L'Italia riconferma uno dei suoi peggiori primati nel campo degli investimenti. No, non si tratta del primo premio per la migliore startup, bensì di un triste terzo posto tra i paesi che investono di meno nell'istruzione pubblica. Nell'ultimo rapporto pubblicato da Eurostat sulle singole voci di spesa delle nazioni comunitarie aggiornato al 2016, il "Belpaese" non fa proprio una bella figura.
Per quanto di per sé sia desolante investire così poco nell'istruzione, ancor più deprimente è il fatto che da ben quattro anni siamo tra i peggiori Paesi dell'area euro, con il nostro 3,9% di prodotto interno lordo destinato al comparto cultura, seguiti solo da Slovacchia (3,8%) e Irlanda (3,3%).
La situazione migliora leggermente se guardiamo all'intera UE (compreso il Regno Unito), dove ci aggiudichiamo il quintultimo posto tra i paesi che investono di più.

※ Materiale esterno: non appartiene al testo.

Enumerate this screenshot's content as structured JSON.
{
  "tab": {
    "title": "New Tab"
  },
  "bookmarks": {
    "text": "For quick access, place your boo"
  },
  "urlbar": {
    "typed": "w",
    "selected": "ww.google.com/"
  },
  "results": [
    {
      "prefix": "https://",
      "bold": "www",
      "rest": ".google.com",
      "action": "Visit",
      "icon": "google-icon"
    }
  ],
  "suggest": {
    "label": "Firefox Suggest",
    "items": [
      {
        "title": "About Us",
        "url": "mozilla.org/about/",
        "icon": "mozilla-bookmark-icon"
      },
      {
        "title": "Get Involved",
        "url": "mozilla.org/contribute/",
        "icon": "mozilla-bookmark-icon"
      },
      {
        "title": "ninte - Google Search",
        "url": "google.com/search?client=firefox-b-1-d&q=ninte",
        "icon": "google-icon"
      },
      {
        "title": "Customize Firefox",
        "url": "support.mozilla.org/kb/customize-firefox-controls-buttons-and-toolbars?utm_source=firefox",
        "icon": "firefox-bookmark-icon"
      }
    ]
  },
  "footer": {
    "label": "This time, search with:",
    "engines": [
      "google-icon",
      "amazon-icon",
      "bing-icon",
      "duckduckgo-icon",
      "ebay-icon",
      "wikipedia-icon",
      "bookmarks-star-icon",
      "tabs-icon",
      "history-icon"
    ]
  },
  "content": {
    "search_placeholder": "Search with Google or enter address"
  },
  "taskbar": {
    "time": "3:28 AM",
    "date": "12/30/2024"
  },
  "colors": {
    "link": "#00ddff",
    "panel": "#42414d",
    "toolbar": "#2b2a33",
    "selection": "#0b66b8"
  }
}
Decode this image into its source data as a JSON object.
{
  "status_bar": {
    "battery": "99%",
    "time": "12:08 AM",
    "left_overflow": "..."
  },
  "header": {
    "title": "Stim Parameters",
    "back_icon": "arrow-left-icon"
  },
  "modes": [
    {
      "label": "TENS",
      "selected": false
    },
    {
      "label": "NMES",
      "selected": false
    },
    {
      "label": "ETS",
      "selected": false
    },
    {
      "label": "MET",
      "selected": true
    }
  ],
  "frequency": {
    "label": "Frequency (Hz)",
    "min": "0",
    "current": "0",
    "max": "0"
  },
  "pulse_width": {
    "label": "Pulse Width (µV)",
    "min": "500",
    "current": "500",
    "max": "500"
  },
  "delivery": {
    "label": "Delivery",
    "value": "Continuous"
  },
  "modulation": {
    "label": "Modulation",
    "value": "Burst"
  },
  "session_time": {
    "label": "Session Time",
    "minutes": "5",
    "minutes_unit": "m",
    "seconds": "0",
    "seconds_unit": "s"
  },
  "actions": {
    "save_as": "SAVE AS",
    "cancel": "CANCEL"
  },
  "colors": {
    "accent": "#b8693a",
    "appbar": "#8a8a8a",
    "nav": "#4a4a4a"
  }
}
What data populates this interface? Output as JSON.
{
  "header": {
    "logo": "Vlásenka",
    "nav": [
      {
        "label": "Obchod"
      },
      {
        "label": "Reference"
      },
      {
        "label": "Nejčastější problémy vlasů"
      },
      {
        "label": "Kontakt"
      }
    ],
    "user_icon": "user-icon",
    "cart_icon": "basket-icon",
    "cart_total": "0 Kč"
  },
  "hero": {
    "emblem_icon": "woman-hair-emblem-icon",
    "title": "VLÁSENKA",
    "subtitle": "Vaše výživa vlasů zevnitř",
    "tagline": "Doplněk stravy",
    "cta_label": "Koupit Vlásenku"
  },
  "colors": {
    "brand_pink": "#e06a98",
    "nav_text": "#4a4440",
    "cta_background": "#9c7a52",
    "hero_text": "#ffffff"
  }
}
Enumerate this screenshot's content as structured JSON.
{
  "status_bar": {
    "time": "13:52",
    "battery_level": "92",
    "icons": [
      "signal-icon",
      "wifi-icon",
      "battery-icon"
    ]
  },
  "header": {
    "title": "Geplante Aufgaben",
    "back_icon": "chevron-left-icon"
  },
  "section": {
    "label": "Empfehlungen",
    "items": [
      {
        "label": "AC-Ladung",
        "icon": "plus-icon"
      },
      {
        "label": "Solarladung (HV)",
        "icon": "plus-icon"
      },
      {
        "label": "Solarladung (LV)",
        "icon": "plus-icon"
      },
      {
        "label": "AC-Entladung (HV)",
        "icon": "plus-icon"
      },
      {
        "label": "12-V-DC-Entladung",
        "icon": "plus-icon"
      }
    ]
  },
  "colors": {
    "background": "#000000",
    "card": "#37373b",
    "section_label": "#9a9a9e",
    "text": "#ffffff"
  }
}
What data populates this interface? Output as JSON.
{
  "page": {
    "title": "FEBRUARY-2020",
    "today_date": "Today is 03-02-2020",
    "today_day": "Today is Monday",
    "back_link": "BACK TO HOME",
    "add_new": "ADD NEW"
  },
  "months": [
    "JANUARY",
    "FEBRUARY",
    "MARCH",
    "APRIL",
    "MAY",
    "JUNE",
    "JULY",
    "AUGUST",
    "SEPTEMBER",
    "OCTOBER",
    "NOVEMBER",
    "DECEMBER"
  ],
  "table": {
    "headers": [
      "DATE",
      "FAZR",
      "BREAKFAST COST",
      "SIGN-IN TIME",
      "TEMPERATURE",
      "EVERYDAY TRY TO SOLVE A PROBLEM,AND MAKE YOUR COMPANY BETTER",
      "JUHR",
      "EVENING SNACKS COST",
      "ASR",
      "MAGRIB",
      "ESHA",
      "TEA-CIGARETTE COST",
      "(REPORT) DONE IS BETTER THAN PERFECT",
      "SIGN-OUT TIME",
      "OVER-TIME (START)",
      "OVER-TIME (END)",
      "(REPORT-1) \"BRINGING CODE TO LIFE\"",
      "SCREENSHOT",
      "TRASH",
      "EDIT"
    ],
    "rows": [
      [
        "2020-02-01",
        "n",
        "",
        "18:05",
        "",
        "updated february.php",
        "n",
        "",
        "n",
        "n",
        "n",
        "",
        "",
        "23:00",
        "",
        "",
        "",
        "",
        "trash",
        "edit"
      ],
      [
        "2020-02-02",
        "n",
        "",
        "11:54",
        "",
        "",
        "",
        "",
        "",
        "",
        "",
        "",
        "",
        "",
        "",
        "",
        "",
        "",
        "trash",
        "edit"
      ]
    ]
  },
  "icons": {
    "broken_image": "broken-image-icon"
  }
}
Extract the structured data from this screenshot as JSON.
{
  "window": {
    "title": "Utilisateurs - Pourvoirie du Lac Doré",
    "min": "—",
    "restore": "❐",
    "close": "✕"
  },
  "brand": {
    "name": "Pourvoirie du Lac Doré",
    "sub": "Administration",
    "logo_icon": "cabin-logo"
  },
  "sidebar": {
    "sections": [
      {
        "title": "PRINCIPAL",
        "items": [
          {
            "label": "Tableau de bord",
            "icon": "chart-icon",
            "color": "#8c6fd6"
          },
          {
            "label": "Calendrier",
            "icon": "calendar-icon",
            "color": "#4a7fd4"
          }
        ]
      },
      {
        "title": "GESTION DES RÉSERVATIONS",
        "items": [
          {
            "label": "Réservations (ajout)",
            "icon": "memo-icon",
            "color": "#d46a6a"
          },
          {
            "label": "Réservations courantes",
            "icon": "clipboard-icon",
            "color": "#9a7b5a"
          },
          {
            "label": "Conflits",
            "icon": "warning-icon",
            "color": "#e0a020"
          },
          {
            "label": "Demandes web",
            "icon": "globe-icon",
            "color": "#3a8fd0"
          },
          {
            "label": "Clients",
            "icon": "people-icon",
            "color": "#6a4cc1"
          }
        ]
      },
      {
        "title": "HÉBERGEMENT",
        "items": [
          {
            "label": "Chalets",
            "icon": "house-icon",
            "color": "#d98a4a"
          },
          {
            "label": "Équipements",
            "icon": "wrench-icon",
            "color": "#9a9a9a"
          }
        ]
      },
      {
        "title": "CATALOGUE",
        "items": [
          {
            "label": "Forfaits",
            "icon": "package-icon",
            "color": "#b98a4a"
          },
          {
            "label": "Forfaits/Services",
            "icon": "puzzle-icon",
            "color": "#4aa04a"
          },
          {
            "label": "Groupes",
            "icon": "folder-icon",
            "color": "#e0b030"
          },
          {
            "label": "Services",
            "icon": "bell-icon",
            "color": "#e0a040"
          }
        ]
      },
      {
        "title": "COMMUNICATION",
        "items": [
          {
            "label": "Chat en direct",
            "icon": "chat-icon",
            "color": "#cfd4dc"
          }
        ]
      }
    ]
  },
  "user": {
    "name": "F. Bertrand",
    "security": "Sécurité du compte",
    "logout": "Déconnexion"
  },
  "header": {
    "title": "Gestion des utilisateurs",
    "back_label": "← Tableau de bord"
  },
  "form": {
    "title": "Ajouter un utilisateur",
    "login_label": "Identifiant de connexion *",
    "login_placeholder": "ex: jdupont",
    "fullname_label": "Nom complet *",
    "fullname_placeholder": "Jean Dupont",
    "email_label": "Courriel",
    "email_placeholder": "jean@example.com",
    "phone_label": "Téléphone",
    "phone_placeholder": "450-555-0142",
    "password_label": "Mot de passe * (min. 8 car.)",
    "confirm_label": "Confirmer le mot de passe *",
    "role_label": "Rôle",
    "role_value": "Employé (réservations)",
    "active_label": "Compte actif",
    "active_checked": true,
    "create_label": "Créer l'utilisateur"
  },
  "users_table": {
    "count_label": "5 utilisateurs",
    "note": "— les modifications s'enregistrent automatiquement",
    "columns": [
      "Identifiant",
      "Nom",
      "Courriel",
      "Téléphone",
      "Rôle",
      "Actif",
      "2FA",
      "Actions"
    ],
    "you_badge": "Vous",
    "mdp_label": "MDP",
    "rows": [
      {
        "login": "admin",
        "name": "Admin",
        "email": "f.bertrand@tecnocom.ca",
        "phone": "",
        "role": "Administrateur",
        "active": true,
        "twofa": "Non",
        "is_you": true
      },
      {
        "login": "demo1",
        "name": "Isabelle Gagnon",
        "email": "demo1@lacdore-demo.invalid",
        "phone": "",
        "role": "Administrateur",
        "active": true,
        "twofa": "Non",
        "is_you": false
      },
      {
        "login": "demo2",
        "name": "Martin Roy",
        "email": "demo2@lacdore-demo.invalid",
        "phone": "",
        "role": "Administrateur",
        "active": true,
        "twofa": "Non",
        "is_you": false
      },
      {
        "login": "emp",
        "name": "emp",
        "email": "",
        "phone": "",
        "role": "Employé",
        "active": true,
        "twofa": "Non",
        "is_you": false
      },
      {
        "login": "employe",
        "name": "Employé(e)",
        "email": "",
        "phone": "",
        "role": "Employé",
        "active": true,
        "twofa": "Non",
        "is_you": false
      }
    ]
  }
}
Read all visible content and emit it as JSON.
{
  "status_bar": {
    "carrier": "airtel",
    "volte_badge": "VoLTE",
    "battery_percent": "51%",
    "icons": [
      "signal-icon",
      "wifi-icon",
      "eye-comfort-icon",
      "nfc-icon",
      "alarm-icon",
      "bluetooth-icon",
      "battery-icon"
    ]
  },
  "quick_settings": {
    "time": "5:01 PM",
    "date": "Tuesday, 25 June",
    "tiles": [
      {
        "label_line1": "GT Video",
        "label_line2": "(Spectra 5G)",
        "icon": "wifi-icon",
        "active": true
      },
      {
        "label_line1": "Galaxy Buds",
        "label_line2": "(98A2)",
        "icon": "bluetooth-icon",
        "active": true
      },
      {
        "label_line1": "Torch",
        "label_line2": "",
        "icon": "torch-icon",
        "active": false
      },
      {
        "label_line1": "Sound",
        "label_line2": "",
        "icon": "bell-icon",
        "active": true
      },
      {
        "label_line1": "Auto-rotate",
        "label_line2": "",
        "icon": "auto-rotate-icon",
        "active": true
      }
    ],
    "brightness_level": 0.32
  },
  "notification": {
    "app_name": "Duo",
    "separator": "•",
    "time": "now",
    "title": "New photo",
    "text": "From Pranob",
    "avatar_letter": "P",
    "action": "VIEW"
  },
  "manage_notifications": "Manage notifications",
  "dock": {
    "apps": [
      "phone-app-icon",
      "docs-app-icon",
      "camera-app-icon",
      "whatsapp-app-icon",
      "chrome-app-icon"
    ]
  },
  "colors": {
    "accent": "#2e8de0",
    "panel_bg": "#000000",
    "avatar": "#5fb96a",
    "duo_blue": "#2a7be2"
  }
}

Italia ed Europa a confronto
La media dell'intera Unione Europea di investimenti nell'istruzione è del 4,7%, quasi un punto percentuale in più rispetto al nostro dato. Se si considerano tutti i Paesi dell'area euro, invece, il risultato scende a 4,6%. Un numero comunque più alto del nostro, che dovrebbe spronare l'Italia ad attivarsi per raggiungere come minimo la media europea.
Notevole menzione per la Danimarca, che si aggiudica la testa della classifica europea con il 7% di Pil investito, seguita da Svezia (6,6%) e Belgio (6,4%).
Da notare come siano i paesi del Nord Europa ad investire maggiormente nell'istruzione.
Un tuffo nel passato
In generale, le spese legate all'istruzione si sono abbassate in tutta Europa: secondo i dati Ocse del 2015, l'Italia destinava circa il 4% del proprio Pil in questo campo, mentre in Europa la media era di circa il 4,9%.
Un quarto posto fisso all'interno della spesa pubblica italiana, dove si conferma il primato della protezione sociale con circa il 19,1%, seguita dalla salute con il 7,1% e dai servizi pubblici generali con il 6%.
Sembra quasi contraddittorio che uno dei paesi che ha contribuito maggiormente allo sviluppo scientifico e letterario del mondo, investa così poche risorse nel campo dell'istruzione.
Le conseguenze sono evidenti: continuano i flussi migratori degli studenti che cercano fortuna altrove, la cosiddetta "fuga di cervelli"; le eccellenze del nostro paese sono costrette ad affidarsi ad Università estere per finanziare i propri progetti.
Inoltre vi è un 24,3% di ragazzi tra i 15 e i 29 anni che non studiano, non si formano e non lavorano, i cosiddetti "Neets". È lampante come tutto questo inneschi un ciclo vizioso che induce gli studenti a non istruirsi, e lo Stato a non investire su di loro. Urge un cambio di direzione che veda l'istruzione come primo mezzo per la ricrescita di un paese che ha voglia di rimettersi in gioco.